DR. KEVIN C. WESTRA Position: Gastroenterologist Company: burg Gastroenterology LTD Years in field: 15

Q: What is hemochromatosis, and who is affected by it?

A: Hemochromatosis is a condition that causes excess absorption of iron from the digestive tract. Over time, the excess iron accumulates in tissues throughout the body, leading to iron overload. Hemochromatosis is usually inherited.

In a study of over 99,000 participants in North America, the following racial prevalences were noted to have the hemochromatosis genetic defect:

White — 0.44 percent

Native American — 0.11 percent

Hispanic — 0.027 percent

Black — 0.014 percent

Pacific Islander — 0.012 percent

Asian — 0.00004 percent

Q: What role does genetics play in hemochromatosis?

A: Central to the process of iron overload is a gene called HFE. Mutations in this gene cause excessive amounts of iron to be absorbed. The most common mutation is referred to as C282Y. Hemochromatosis is most often seen in people who have two copies of this mutation (one inherited from their mother and the other from their father). However, other mutations causing hemochromatosis continue to be discovered. Plus, we do not know why a proportion of people with two copies of the C282Y mutation do not develop iron overload.

Clinicians usually recommend that first-degree relatives (parents, siblings and children) of people with hemochromatosis undergo screening. The primary goal of screening is to detect hemochromatosis before there are symptoms or complications. The optimal age for screening is between 18 and 30 years; during this time, the condition can be detected, but serious tissue damage has not yet occurred.

Q: How is it diagnosed?

A: It is very important to diagnose hemochromatosis early in the course of the disease because early treatment can prevent complications. Three blood tests are obtained to determine the iron stores in the body:

Iron levels — Most people with hemochromatosis have elevated iron levels.

Transferrin saturation — Transferrin is a protein that binds and transports iron around the body. With higher levels of iron, more of the transferrin is carrying iron. Transferrin saturation rates of 45 percent should be evaluated.

Ferritin levels — Ferritin reflects the body’s iron stores. Blood ferritin levels increase when the body’s iron stores increase.

Genetic blood tests can be used to reveal the genetic defects associated with hemochromatosis. Liver biopsy will help confirm the diagnosis and identify the amount of scarring, if any, in the liver.

Q: How is it treated, and what are the risks if it goes untreated?

A: Treatment of hemochromatosis requires removal of excess iron from the body, which is accomplished by periodically removing blood (phlebotomy). Over time, phlebotomy will return iron stores back to normal levels. Additionally, iron can be removed by a drug (deferoxamine) that binds tightly to iron and removes it from the body. Phlebotomy is very effective and deferoxamine is seldom needed. Liver transplantation is an option for patients with advanced liver disease at the time of diagnosis.

Hemochromatosis, if not treated, is widely known to cause severe scarring of the liver, or cirrhosis, due to accumulation of the iron. However, iron can accumulate in many other organs within the body. Accumulation of iron in the pancreas can lead to diabetes. Iron overload in the heart can lead to abnormal electrical conduction and heart failure. Other physical changes and conditions that occur include darkening of the skin, joint pain, thyroid disease and sexual dysfunction.

Q: Does it require a special diet?

A: A normal balanced diet is usually sufficient.
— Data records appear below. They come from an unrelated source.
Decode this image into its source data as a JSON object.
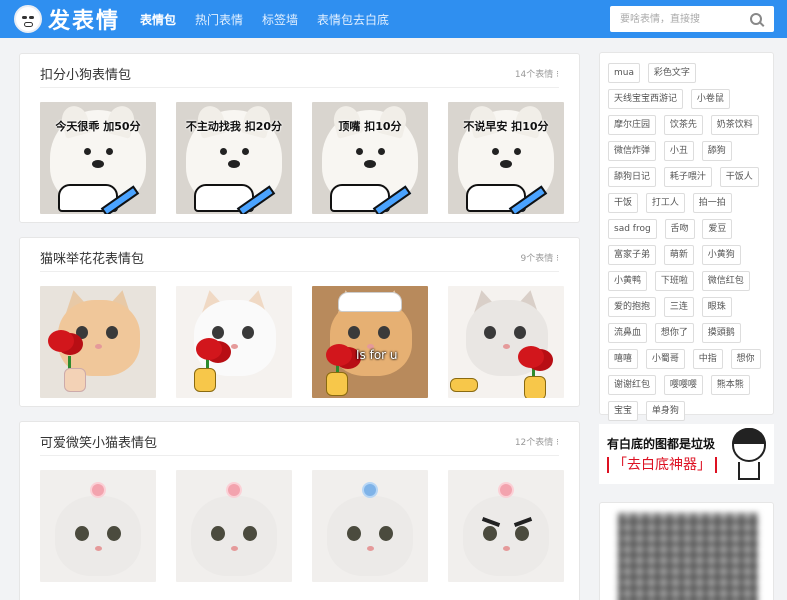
{
  "header": {
    "logo_text": "发表情",
    "nav": [
      "表情包",
      "热门表情",
      "标签墙",
      "表情包去白底"
    ],
    "search_placeholder": "要啥表情，直接搜"
  },
  "sections": [
    {
      "title": "扣分小狗表情包",
      "count": "14个表情",
      "captions": [
        "今天很乖 加50分",
        "不主动找我 扣20分",
        "顶嘴 扣10分",
        "不说早安 扣10分"
      ]
    },
    {
      "title": "猫咪举花花表情包",
      "count": "9个表情",
      "captions": [
        "",
        "",
        "Is for u",
        ""
      ]
    },
    {
      "title": "可爱微笑小猫表情包",
      "count": "12个表情",
      "captions": [
        "",
        "",
        "",
        ""
      ]
    }
  ],
  "sidebar": {
    "tags": [
      "mua",
      "彩色文字",
      "天线宝宝西游记",
      "小卷鼠",
      "摩尔庄园",
      "饮茶先",
      "奶茶饮料",
      "微信炸弹",
      "小丑",
      "舔狗",
      "舔狗日记",
      "耗子喂汁",
      "干饭人",
      "干饭",
      "打工人",
      "拍一拍",
      "sad frog",
      "舌吻",
      "爱豆",
      "富家子弟",
      "萌新",
      "小黄狗",
      "小黄鸭",
      "下班啦",
      "微信红包",
      "爱的抱抱",
      "三连",
      "眼珠",
      "流鼻血",
      "想你了",
      "摸頭鹅",
      "嘻嘻",
      "小蜀哥",
      "中指",
      "想你",
      "谢谢红包",
      "嘤嘤嘤",
      "熊本熊",
      "宝宝",
      "单身狗"
    ],
    "banner_line1": "有白底的图都是垃圾",
    "banner_line2": "「去白底神器」"
  }
}
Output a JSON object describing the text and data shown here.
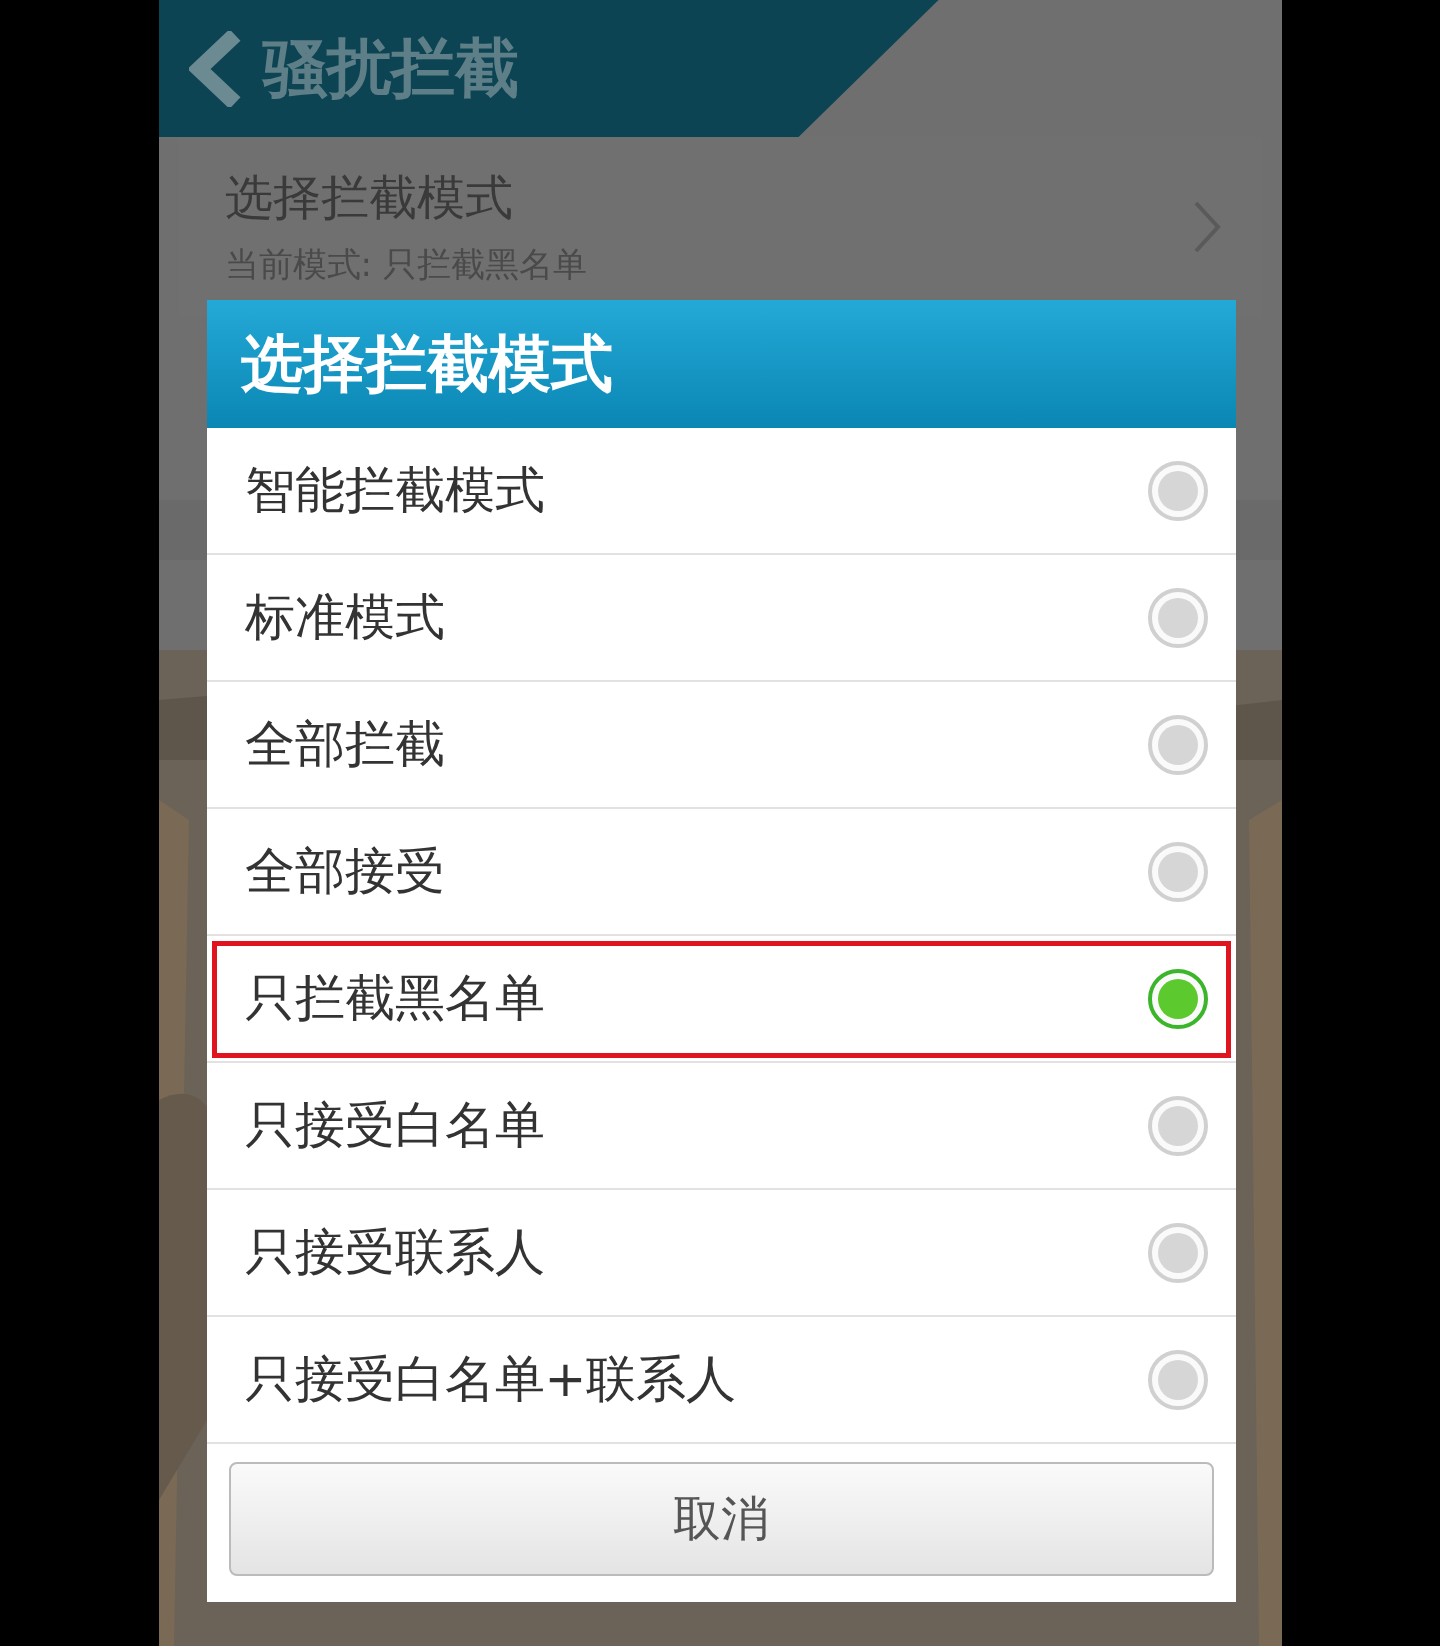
{
  "header": {
    "title": "骚扰拦截"
  },
  "setting": {
    "title": "选择拦截模式",
    "subtitle": "当前模式: 只拦截黑名单"
  },
  "dialog": {
    "title": "选择拦截模式",
    "options": [
      {
        "label": "智能拦截模式",
        "selected": false,
        "highlighted": false
      },
      {
        "label": "标准模式",
        "selected": false,
        "highlighted": false
      },
      {
        "label": "全部拦截",
        "selected": false,
        "highlighted": false
      },
      {
        "label": "全部接受",
        "selected": false,
        "highlighted": false
      },
      {
        "label": "只拦截黑名单",
        "selected": true,
        "highlighted": true
      },
      {
        "label": "只接受白名单",
        "selected": false,
        "highlighted": false
      },
      {
        "label": "只接受联系人",
        "selected": false,
        "highlighted": false
      },
      {
        "label": "只接受白名单+联系人",
        "selected": false,
        "highlighted": false
      }
    ],
    "cancel": "取消"
  }
}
Patients should not feel they need to avoid foods high in iron such as meats, clams or black beans. For those patients undergoing phlebotomy, excess iron in their diet is far exceeded by the removal of iron by the phlebotomy. However, patients should avoid dietary supplements that contain iron.

Regular consumption of alcohol should be avoided for several reasons:

Alcohol can increase iron absorption.

Some red wines contain a relatively high concentration of iron.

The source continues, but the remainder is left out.